Né en 1898 et mort en 1969, McCulloch est ce neuropsychiatre américain que j’avais déjà rapidement évoqué lors de la première séance sur la Cybernétique, qui fut à l’origine des Conférences Macy, de la Cybernétique donc, et de toutes les recherches ultérieures en Intelligence Artificielle ; il eut pour collaborateurs Seymour Papert et Marvin Minsky, dont j’avais aussi un peu parlé lors de la 33ème séance.

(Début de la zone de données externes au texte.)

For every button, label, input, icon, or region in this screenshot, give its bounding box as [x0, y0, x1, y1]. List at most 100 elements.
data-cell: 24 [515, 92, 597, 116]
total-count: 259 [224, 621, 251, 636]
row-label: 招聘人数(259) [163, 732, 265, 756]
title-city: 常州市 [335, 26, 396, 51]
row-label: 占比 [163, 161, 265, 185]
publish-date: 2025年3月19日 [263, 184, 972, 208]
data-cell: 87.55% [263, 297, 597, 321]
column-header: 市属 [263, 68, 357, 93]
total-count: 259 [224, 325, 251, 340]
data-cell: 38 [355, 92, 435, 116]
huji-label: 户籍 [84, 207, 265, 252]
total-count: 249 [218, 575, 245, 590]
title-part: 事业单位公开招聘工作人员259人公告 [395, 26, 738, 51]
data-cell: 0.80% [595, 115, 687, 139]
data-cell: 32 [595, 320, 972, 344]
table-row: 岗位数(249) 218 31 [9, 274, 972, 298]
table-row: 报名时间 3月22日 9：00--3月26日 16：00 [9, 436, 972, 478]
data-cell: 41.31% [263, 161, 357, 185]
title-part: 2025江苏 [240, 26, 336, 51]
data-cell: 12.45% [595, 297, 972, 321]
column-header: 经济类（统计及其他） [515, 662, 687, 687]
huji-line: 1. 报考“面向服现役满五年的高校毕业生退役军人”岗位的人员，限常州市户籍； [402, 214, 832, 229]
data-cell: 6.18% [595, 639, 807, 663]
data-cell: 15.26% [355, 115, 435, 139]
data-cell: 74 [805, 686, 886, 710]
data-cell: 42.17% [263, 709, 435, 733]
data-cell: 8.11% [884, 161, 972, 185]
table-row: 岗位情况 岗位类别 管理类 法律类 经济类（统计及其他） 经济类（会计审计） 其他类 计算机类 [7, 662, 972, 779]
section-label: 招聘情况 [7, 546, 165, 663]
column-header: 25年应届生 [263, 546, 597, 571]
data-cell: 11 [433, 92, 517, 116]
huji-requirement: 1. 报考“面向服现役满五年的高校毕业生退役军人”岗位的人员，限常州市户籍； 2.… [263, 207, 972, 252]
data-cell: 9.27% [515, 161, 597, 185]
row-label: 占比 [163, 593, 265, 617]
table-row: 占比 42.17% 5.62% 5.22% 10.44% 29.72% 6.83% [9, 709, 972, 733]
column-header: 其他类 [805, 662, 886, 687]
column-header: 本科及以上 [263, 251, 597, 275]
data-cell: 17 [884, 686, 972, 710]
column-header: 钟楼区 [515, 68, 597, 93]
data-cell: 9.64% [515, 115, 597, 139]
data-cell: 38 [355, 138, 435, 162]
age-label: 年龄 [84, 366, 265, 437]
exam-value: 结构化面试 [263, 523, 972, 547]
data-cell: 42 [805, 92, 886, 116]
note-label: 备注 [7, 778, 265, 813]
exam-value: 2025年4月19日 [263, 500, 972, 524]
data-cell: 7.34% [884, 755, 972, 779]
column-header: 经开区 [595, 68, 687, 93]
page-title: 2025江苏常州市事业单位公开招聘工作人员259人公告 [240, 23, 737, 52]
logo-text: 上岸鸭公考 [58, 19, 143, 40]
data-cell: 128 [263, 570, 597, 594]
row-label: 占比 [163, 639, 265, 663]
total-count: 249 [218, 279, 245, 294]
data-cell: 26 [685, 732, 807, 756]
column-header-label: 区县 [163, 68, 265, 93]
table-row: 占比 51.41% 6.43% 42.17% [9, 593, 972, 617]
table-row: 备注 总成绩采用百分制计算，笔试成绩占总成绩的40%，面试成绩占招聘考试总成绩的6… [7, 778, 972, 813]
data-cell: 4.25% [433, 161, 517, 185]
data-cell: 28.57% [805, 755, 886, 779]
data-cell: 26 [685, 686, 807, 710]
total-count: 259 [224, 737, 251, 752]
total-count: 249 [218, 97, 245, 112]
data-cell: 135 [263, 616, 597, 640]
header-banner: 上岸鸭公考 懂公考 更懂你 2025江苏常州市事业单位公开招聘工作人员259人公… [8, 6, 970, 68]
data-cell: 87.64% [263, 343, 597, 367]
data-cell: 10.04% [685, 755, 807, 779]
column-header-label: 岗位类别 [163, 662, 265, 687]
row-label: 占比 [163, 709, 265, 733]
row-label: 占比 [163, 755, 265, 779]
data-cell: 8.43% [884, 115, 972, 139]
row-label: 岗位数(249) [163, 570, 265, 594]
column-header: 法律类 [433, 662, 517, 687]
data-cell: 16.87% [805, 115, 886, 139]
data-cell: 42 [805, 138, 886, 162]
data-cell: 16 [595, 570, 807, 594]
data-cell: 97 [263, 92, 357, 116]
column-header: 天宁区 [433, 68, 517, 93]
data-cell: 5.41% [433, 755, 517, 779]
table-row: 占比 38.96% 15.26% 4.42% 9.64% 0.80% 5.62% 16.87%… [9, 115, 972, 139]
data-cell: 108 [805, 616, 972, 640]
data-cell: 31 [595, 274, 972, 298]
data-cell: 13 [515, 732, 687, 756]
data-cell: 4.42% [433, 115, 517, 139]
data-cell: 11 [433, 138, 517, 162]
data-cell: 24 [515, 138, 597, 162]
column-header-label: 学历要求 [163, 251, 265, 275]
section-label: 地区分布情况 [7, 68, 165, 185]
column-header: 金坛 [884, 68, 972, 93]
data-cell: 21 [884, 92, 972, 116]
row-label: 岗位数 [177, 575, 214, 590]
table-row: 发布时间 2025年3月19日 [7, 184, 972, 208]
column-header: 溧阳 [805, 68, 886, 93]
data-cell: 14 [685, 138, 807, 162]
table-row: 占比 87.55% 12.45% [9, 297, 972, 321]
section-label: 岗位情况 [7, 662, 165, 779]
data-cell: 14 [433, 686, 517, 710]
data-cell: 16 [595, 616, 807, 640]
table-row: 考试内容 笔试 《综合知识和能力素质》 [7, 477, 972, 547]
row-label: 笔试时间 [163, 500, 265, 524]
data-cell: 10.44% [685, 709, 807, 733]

Voici comment l’universitaire Tara Abraham présente en 2002, dans une longue étude très informée parue dans le Journal of the History of the Behavioral Sciences, la contribution de McCulloch et de son compère mathématicien Walter Pitts à l’histoire de la pensée de la pensée1 :
« En 1943, le neuropsychiatre Warren McCulloch (1898-1969) et le mathématicien Walter Pitts (1923-1969) ont présenté l'une des premières applications d'un calcul logique aux éléments d'un système biologique. Fondé sur la caractéristique de ‘‘tout ou rien’’ de l'activité nerveuse, ils ont élaboré une logique booléenne pour décrire les événements neuronaux et leurs relations. Le concept de ‘‘tout ou rien’’ a conduit McCulloch et Pitts à idéaliser les neurones comme des dispositifs on-off <on-off devices> (allumés-éteints) – ils ‘‘déclenchaient’’ ou pas <they either "fired" or they did not>. Faisant le lien avec la nature ‘‘vrai-faux’’ <the "true-false" nature> des propositions en logique, McCulloch et Pitts ont construit des réseaux hypothétiques de neurones excitateurs et inhibiteurs, avec des modèles variables de connexion, et ont démontré un isomorphisme entre ces arrangements hypothétiques de neurones et la logique des propositions. »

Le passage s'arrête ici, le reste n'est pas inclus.